Behind her in the half-lit corridors, it was sheer pandemonium as patients and nurses and doctors staggered through the shadows, most of them bleeding from the shattered windows.
Jonatha tore the wadded tissues out of Newton’s hand, but as she bent to press it to the nurse’s throat the artery pumped a last feeble splash and then stopped.
“What the hell is going on?” she screamed, turning toward Mike. “What’s going on?”
Mike looked out the window. There was more light spilling into the room from the fires out there than from the emergency lights. “It’s what I was trying to tell you,” he said. “This is what Griswold and Vic have been planning all these years. The Red Wave.”
“But what is it? What does he want? Just to kill us?”
Mike turned. “Don’t you get it? This isn’t about us. It’s never been about us, not really. We’re just in his way. You said it yourself—Griswold is a psychic vampire. Every time someone is killed by those
things
he created, every time someone dies in pain and terror, he feeds on it. Every death makes him stronger. He’s been getting stronger and stronger all these years, and now with this…” He waved at the window. “With this, he’ll be strong enough.”
“Strong enough to do what?” demanded Val, rising.
Mike’s fiery eyes burned in the darkness.
“Strong enough to rise from the grave. That’s what this is all about. He’s using all this raw power to remake himself. He wants to come back, not as a ghost or as a psychic vampire, but with a new body.”
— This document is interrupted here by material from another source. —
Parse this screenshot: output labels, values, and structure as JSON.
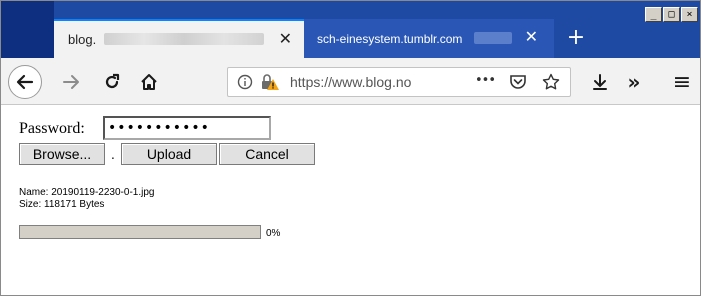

Weinstock stared at him, then looked out the window at the inferno that was Pine Deep. “What kind of body can he make by feeding on pain and death?”
Mike shook his head. “I don’t know. There’s never been anything like this. The Bone Man was sure of that, and I
know
it. Just like I’m the first of whatever I am…when Griswold rises he’ll be the first of what he is. Something really powerful.” He paused as if listening to voices in his head. “I think he wants to be a god.”